The text of the bill can be seen at
http://www.publications.parliament.uk/pa/bills/lbill/2013-2014/0024/2014024.pdf
Another way of looking at this is Do we want to exercise the human right we have over and above the “to be a living sacrifice”? It is a difficult dilemma, everyday surgeons save human being who in the natural order of things would die of natural causes. There are many terminal illnesses where if there had not been medical intervention a persons life would be shortened anyway. Chronic care however is different that is about living a life of isolation and rejection a never belonging anywhere being tolerated at least and resented at worst, it is a life of fear and anxiety. Terminal care is a life of certainty of outcome but not certainty of time .” How long oh lord must I suffer”? comes to mind.
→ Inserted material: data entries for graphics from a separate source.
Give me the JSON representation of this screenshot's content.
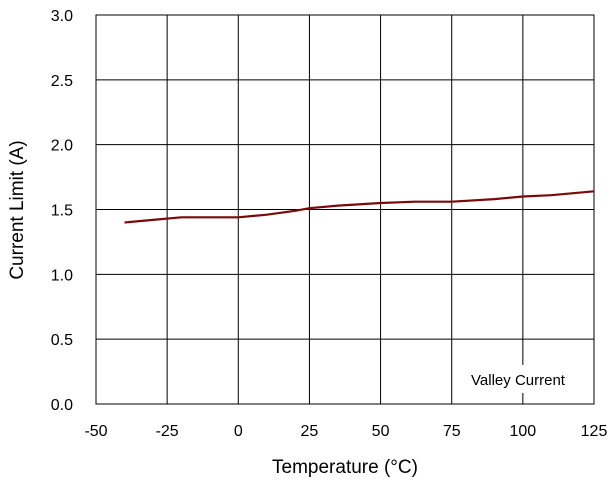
{
  "chart_data": {
    "type": "line",
    "title": "",
    "xlabel": "Temperature (°C)",
    "ylabel": "Current Limit (A)",
    "xlim": [
      -50,
      125
    ],
    "ylim": [
      0.0,
      3.0
    ],
    "x_ticks": [
      "-50",
      "-25",
      "0",
      "25",
      "50",
      "75",
      "100",
      "125"
    ],
    "y_ticks": [
      "0.0",
      "0.5",
      "1.0",
      "1.5",
      "2.0",
      "2.5",
      "3.0"
    ],
    "grid": true,
    "series": [
      {
        "name": "Valley Current",
        "color": "#7a0a0a",
        "points": [
          [
            -40,
            1.4
          ],
          [
            -30,
            1.42
          ],
          [
            -20,
            1.44
          ],
          [
            -10,
            1.44
          ],
          [
            0,
            1.44
          ],
          [
            10,
            1.46
          ],
          [
            20,
            1.49
          ],
          [
            25,
            1.51
          ],
          [
            35,
            1.53
          ],
          [
            50,
            1.55
          ],
          [
            62,
            1.56
          ],
          [
            75,
            1.56
          ],
          [
            90,
            1.58
          ],
          [
            100,
            1.6
          ],
          [
            110,
            1.61
          ],
          [
            125,
            1.64
          ]
        ]
      }
    ],
    "annotation": "Valley Current"
  }
}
Alongside the Psalms where we see for centuries believers in God have fought the same battle. But biblical times did not have medical intervention to prolong life.. Medicine is a great tool to heal and create life God given I believe, but when the bible tells us we will suffer for sins it confuses issues for the best of us. When the bible tells us we pay the price for the sins of the fathers it confuses us. Some people in Christianity believe and promote that ill health and pain are a punishment from God it has been promoted on here many many times in relation to homosexuality and women in ministry. This is the problem the edges get blurred , everything comes down to are you willing “to be a living sacrifice” It is a tough call especially when in the instance of a Christian they may say yes only to be faced with that sacrifice not being about what can be done, but what finances and personal situations dictate will be done. Sometimes for some everyday is preceded by the thought can I cope with being a living sacrifice today? Prayers to God do not always go unanswered and many people survive the day against their own natural will and desire, where as if God was not in the equation they might not. But we were never meant to face the question about the right to live, intervention has created that question. It is scary . The question really should be do others have the right to choose that we should suffer or die.